Other academic literature notes that “women are far less likely to persist in STEM (science, technology, engineering and mathematics) fields, driven by the fact that they are twice as likely to switch majors.” However, it also explained that there is no evidence that “women are more sensitive than men to low grades.”

The underrepresentation of women in data science is a problem that can lead to biased outcomes in our society. Time and time again, we see algorithms in industry leading to practices or products tailored to white men: mortgage approvals, hiring practices and even crash test dummies.

There has been empirical evidence that women “placed more weight on corporate ethical, environmental and societal responsibilities than their men counterparts” in business school. However, Harvard Business School reports that “only 6.4 percent of Fortune 500 companies are run by female CEOs.”

In a recent journal article from the Academy of Management Learning & Education, the authors found that there is a “pipeline” to enter business school administration. This mechanism, however, has major “leaks” that result in “challenges to the recruitment and retention of underrepresented racial/ ethnic minorities” in business academia.

The article explains that these “leaks” are due to “social closure-discriminatory evaluation, knowledge- and resource-hoarding and the preservation of dominant group identities.”

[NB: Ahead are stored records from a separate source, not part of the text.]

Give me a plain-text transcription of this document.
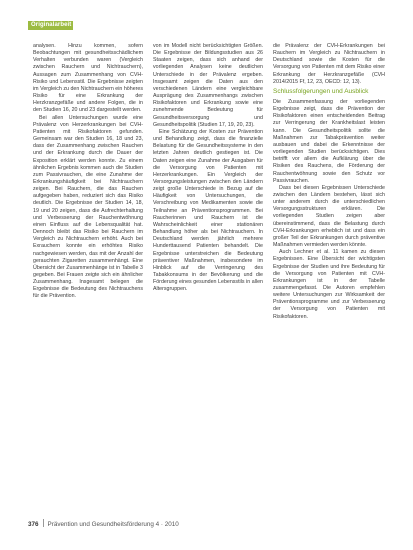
Originalarbeit

analysen. Hinzu kommen, sofern Beobachtungen mit gesundheitsschädlichem Verhalten verbunden waren (Vergleich zwischen Rauchern und Nichtrauchern), Aussagen zum Zusammenhang von CVH-Risiko und Lebensstil. Die Ergebnisse zeigten im Vergleich zu den Nichtrauchern ein höheres Risiko für eine Erkrankung der Herzkranzgefäße und andere Folgen, die in den Studien 16, 20 und 23 dargestellt werden.

Bei allen Untersuchungen wurde eine Prävalenz von Herzerkrankungen bei CVH-Patienten mit Risikofaktoren gefunden. Gemeinsam war den Studien 16, 18 und 23, dass der Zusammenhang zwischen Rauchen und der Erkrankung durch die Dauer der Exposition erklärt werden konnte. Zu einem ähnlichen Ergebnis kommen auch die Studien zum Passivrauchen, die eine Zunahme der Erkrankungshäufigkeit bei Nichtrauchern zeigen. Bei Rauchern, die das Rauchen aufgegeben haben, reduziert sich das Risiko deutlich. Die Ergebnisse der Studien 14, 18, 19 und 20 zeigen, dass die Aufrechterhaltung und Verbesserung der Rauchentwöhnung einen Einfluss auf die Lebensqualität hat. Dennoch bleibt das Risiko bei Rauchern im Vergleich zu Nichtrauchern erhöht. Auch bei Exrauchern konnte ein erhöhtes Risiko nachgewiesen werden, das mit der Anzahl der gerauchten Zigaretten zusammenhängt. Eine Übersicht der Zusammenhänge ist in Tabelle 3 gegeben. Bei Frauen zeigte sich ein ähnlicher Zusammenhang. Insgesamt belegen die Ergebnisse die Bedeutung des Nichtrauchens für die Prävention.

von im Modell nicht berücksichtigten Größen. Die Ergebnisse der Bildungsstudien aus 26 Staaten zeigen, dass sich anhand der vorliegenden Analysen keine deutlichen Unterschiede in der Prävalenz ergeben. Insgesamt zeigen die Daten aus den verschiedenen Ländern eine vergleichbare Ausprägung des Zusammenhangs zwischen Risikofaktoren und Erkrankung sowie eine zunehmende Bedeutung für Gesundheitsversorgung und Gesundheitspolitik (Studien 17, 19, 20, 23).

Eine Schätzung der Kosten zur Prävention und Behandlung zeigt, dass die finanzielle Belastung für die Gesundheitssysteme in den letzten Jahren deutlich gestiegen ist. Die Daten zeigen eine Zunahme der Ausgaben für die Versorgung von Patienten mit Herzerkrankungen. Ein Vergleich der Versorgungsleistungen zwischen den Ländern zeigt große Unterschiede in Bezug auf die Häufigkeit von Untersuchungen, die Verschreibung von Medikamenten sowie die Teilnahme an Präventionsprogrammen. Bei Raucherinnen und Rauchern ist die Wahrscheinlichkeit einer stationären Behandlung höher als bei Nichtrauchern. In Deutschland werden jährlich mehrere Hunderttausend Patienten behandelt. Die Ergebnisse unterstreichen die Bedeutung präventiver Maßnahmen, insbesondere im Hinblick auf die Verringerung des Tabakkonsums in der Bevölkerung und die Förderung eines gesunden Lebensstils in allen Altersgruppen.

die Prävalenz der CVH-Erkrankungen bei Rauchern im Vergleich zu Nichtrauchern in Deutschland sowie die Kosten für die Versorgung von Patienten mit dem Risiko einer Erkrankung der Herzkranzgefäße (CVH 2014/2015 Ff, 12, 23, OECD: 12, 13).

Schlussfolgerungen und Ausblick

Die Zusammenfassung der vorliegenden Ergebnisse zeigt, dass die Prävention der Risikofaktoren einen entscheidenden Beitrag zur Verringerung der Krankheitslast leisten kann. Die Gesundheitspolitik sollte die Maßnahmen zur Tabakprävention weiter ausbauen und dabei die Erkenntnisse der vorliegenden Studien berücksichtigen. Dies betrifft vor allem die Aufklärung über die Risiken des Rauchens, die Förderung der Rauchentwöhnung sowie den Schutz vor Passivrauchen.

Dass bei diesen Ergebnissen Unterschiede zwischen den Ländern bestehen, lässt sich unter anderem durch die unterschiedlichen Versorgungsstrukturen erklären. Die vorliegenden Studien zeigen aber übereinstimmend, dass die Belastung durch CVH-Erkrankungen erheblich ist und dass ein großer Teil der Erkrankungen durch präventive Maßnahmen vermieden werden könnte.

Auch Lechner et al. 11 kamen zu diesen Ergebnissen. Eine Übersicht der wichtigsten Ergebnisse der Studien und ihre Bedeutung für die Versorgung von Patienten mit CVH-Erkrankungen ist in der Tabelle zusammengefasst. Die Autoren empfehlen weitere Untersuchungen zur Wirksamkeit der Präventionsprogramme und zur Verbesserung der Versorgung von Patienten mit Risikofaktoren.

376 Prävention und Gesundheitsförderung 4 · 2010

Other research points out that there is an achievement gap between Black and white students that is caused by structural inequality. A Harvard Business School case study argued that this gap is due to “disparities in the education, income and wealth” experienced by communities of color. They cite a 2019 article that finds “that even when controlling for income, majority non-white districts receive roughly $2,226 less funding per student per year than majority white districts.”

Furthermore, the case study points to the “psychological burden of the achievement gap on African American students,” which has only reinforced this disparity. Specifically, they cite a “stereotype threat” that negatively affects students of color. This threat is a fear of confirming negative stereotypes of intellectual inferiority.

The University’s Office of Equity and Inclusion provides the “Diversity Mission Statement” of the University of Massachusetts on its website. “The University of Massachusetts Amherst, as a public land-grant institution, has a responsibility to provide access and opportunities for all people, while demonstrating our commitment to inclusion of historically underrepresented groups. We believe that a culturally diverse campus is integral to academic excellence and that our students, faculty, and staff should reflect the diverse world in which we live.”

“The University recognizes and values the wide range of voices and perspectives in all spheres of the academic enterprise. The University of Massachusetts Amherst is committed to policies that promote inclusiveness, social justice, and respect for all, regardless of race, color, religion, creed, gender, sexual orientation, age, national or ethnic origin, physical or mental disability, political belief or affiliation, marital status, veteran status, immigration status, gender identity and expression, genetic information, or any other characteristic or status protected by state or federal laws.”

As women and racial minorities fight to achieve parity with their white male counterparts, their struggle is only fueled by policies that limit student potential. If the University truly stands by its “commitment to inclusion of historically underrepresented groups,” it must roll back its transfer policies.